Le développement économique, social et environnemental de Mayotte exige donc des mesures d'urgence, qui ne relèvent pas exclusivement des Mahorais : c'est bien l'affaire de l'ensemble des Français. C'est pourquoi le groupe de la Gauche démocrate et républicaine soutiendra cette proposition de loi, qui ne fait que répondre à l'aspiration ou plutôt au droit des Mahorais de s'épanouir pleinement dans le cadre de la République.
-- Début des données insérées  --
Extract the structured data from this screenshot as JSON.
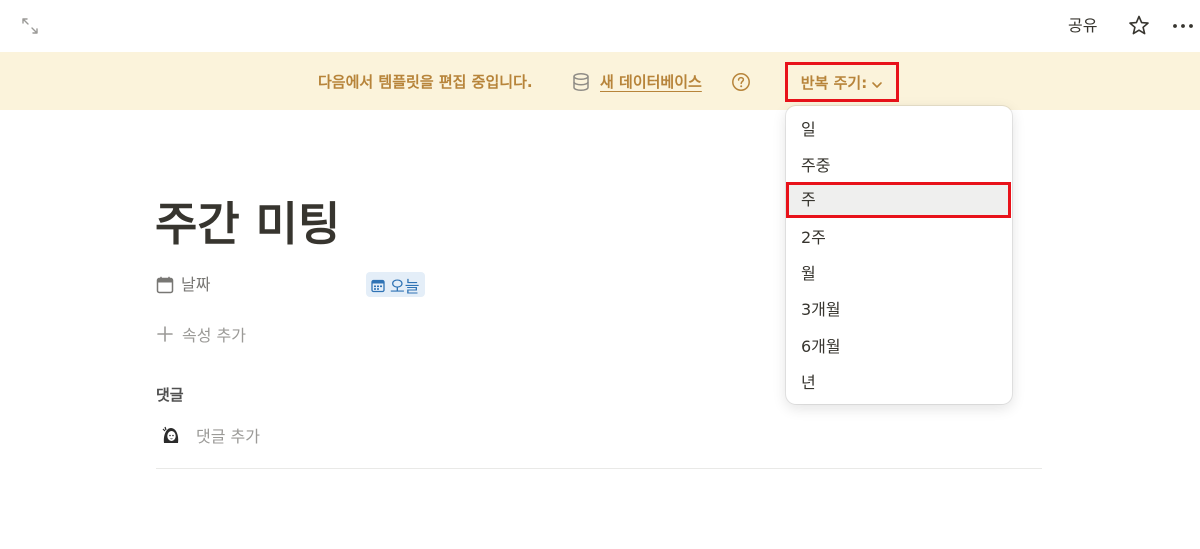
{
  "topbar": {
    "expand_icon": "expand-arrows-icon",
    "share_label": "공유",
    "star_icon": "star-icon",
    "more_icon": "more-dots-icon"
  },
  "banner": {
    "message": "다음에서 템플릿을 편집 중입니다.",
    "database_icon": "database-icon",
    "database_link": "새 데이터베이스",
    "help_icon": "question-circle-icon",
    "repeat_label": "반복 주기:",
    "background_color": "#fbf3db",
    "text_color": "#b7843a"
  },
  "repeat_menu": {
    "items": [
      {
        "label": "일"
      },
      {
        "label": "주중"
      },
      {
        "label": "주"
      },
      {
        "label": "2주"
      },
      {
        "label": "월"
      },
      {
        "label": "3개월"
      },
      {
        "label": "6개월"
      },
      {
        "label": "년"
      }
    ],
    "selected": "주",
    "highlight_color": "#e8121a"
  },
  "page": {
    "title": "주간 미팅",
    "properties": [
      {
        "icon": "calendar-icon",
        "label": "날짜",
        "value": "오늘",
        "value_icon": "calendar-icon"
      }
    ],
    "add_property_label": "속성 추가",
    "comments_heading": "댓글",
    "comment_placeholder": "댓글 추가",
    "avatar": "user-avatar"
  }
}
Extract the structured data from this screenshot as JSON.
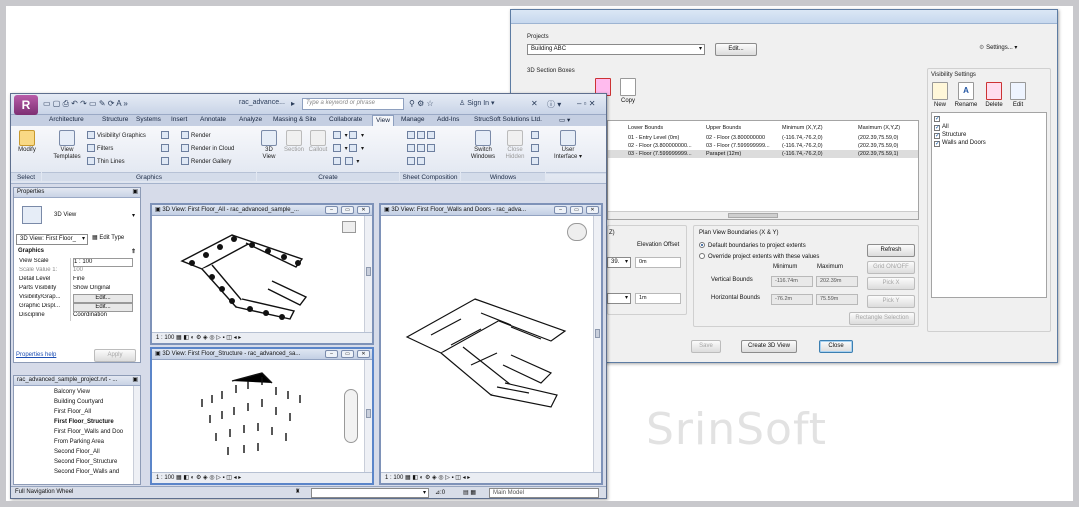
{
  "dialog": {
    "projects_label": "Projects",
    "project_value": "Building ABC",
    "edit_button": "Edit...",
    "settings_button": "Settings...",
    "section_boxes_label": "3D Section Boxes",
    "copy_label": "Copy",
    "partial_char": "e",
    "table_headers": [
      "Lower Bounds",
      "Upper Bounds",
      "Minimum (X,Y,Z)",
      "Maximum (X,Y,Z)"
    ],
    "table_rows": [
      [
        "01 - Entry Level (0m)",
        "02 - Floor (3.800000000",
        "(-116.74,-76.2,0)",
        "(202.39,75.59,0)"
      ],
      [
        "02 - Floor (3.800000000...",
        "03 - Floor (7.599999999...",
        "(-116.74,-76.2,0)",
        "(202.39,75.59,0)"
      ],
      [
        "03 - Floor (7.599999999...",
        "Parapet (12m)",
        "(-116.74,-76.2,0)",
        "(202.39,75.59,1)"
      ]
    ],
    "z_label": "Z)",
    "elevation_offset_label": "Elevation Offset",
    "elevation_combo_partial": "39.",
    "elevation_value_1": "0m",
    "elevation_value_2": "1m",
    "plan_view_label": "Plan View Boundaries  (X & Y)",
    "default_boundaries": "Default boundaries to project extents",
    "override_extents": "Override project extents with these values",
    "minimum_label": "Minimum",
    "maximum_label": "Maximum",
    "vertical_bounds_label": "Vertical Bounds",
    "vertical_min": "-116.74m",
    "vertical_max": "202.39m",
    "horizontal_bounds_label": "Horizontal Bounds",
    "horizontal_min": "-76.2m",
    "horizontal_max": "75.59m",
    "refresh_button": "Refresh",
    "grid_onoff_button": "Grid ON/OFF",
    "pick_x_button": "Pick X",
    "pick_y_button": "Pick Y",
    "rect_selection_button": "Rectangle Selection",
    "save_button": "Save",
    "create_3d_button": "Create 3D View",
    "close_button": "Close",
    "visibility_label": "Visibility Settings",
    "vis_new": "New",
    "vis_rename": "Rename",
    "vis_delete": "Delete",
    "vis_edit": "Edit",
    "vis_items": [
      "All",
      "Structure",
      "Walls and Doors"
    ]
  },
  "revit": {
    "app_title": "rac_advance...",
    "search_placeholder": "Type a keyword or phrase",
    "sign_in": "Sign In",
    "tabs": [
      "Architecture",
      "Structure",
      "Systems",
      "Insert",
      "Annotate",
      "Analyze",
      "Massing & Site",
      "Collaborate",
      "View",
      "Manage",
      "Add-Ins",
      "StrucSoft Solutions Ltd."
    ],
    "active_tab": "View",
    "ribbon": {
      "modify": "Modify",
      "view_templates": "View Templates",
      "visibility_graphics": "Visibility/ Graphics",
      "filters": "Filters",
      "thin_lines": "Thin Lines",
      "render": "Render",
      "render_cloud": "Render in Cloud",
      "render_gallery": "Render Gallery",
      "view_3d": "3D View",
      "section": "Section",
      "callout": "Callout",
      "switch_windows": "Switch Windows",
      "close_hidden": "Close Hidden",
      "user_interface": "User Interface",
      "panels": [
        "Select",
        "Graphics",
        "Create",
        "Sheet Composition",
        "Windows"
      ]
    },
    "properties": {
      "title": "Properties",
      "type": "3D View",
      "selector": "3D View: First Floor_",
      "edit_type": "Edit Type",
      "section": "Graphics",
      "rows": [
        [
          "View Scale",
          "1 : 100"
        ],
        [
          "Scale Value  1:",
          "100"
        ],
        [
          "Detail Level",
          "Fine"
        ],
        [
          "Parts Visibility",
          "Show Original"
        ],
        [
          "Visibility/Grap...",
          "Edit..."
        ],
        [
          "Graphic Displ...",
          "Edit..."
        ],
        [
          "Discipline",
          "Coordination"
        ]
      ],
      "help_link": "Properties help",
      "apply": "Apply"
    },
    "browser": {
      "title": "rac_advanced_sample_project.rvt - ...",
      "items": [
        "Balcony View",
        "Building Courtyard",
        "First Floor_All",
        "First Floor_Structure",
        "First Floor_Walls and Doo",
        "From Parking Area",
        "Second Floor_All",
        "Second Floor_Structure",
        "Second Floor_Walls and"
      ],
      "bold_item": "First Floor_Structure"
    },
    "views": [
      {
        "title": "3D View: First Floor_All - rac_advanced_sample_...",
        "scale": "1 : 100"
      },
      {
        "title": "3D View: First Floor_Structure - rac_advanced_sa...",
        "scale": "1 : 100"
      },
      {
        "title": "3D View: First Floor_Walls and Doors - rac_adva...",
        "scale": "1 : 100"
      }
    ],
    "status_left": "Full Navigation Wheel",
    "status_zero": ":0",
    "status_model": "Main Model"
  },
  "watermark": "SrinSoft",
  "colors": {
    "revit_menu": "#8b3a80",
    "dialog_border": "#5d7ca3",
    "active_tab": "#f4f6fa"
  }
}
Enfin, même si comparaison n'est pas raison, je voudrais suggérer aux Mahorais et à leurs représentants de garder l'oeil bien ouvert quant à l'origine des fonds qui seront mobilisés dans le cadre des plans, des pactes et peut-être, si cette proposition de loi venait à prospérer, de l'effort exceptionnel de rattrapage prévu à l'article 2. Et pour cause ! Ce gouvernement s'est fait le spécialiste des jeux d'écriture comptable, en déshabillant Paul pour habiller Pierre, piochant dans des fonds déjà fléchés en direction d'un territoire afin d'y financer de nouveaux engagements. En clair, nous devrons demeurer attentifs à ce que les Mahorais ne financent pas eux-mêmes leur plan d'avenir, à l'instar des Guyanais, qui sont en train de financer une grande partie de leur plan d'urgence.
Madame la ministre, nous savons que les arbitrages rendus par Bercy ne nous sont que rarement favorables. Vous n'en êtes pas responsable. Cependant, nous comptons sur votre engagement à nos côtés pour faire entendre autrement la voix des territoires d'outre-mer. Je vous en remercie.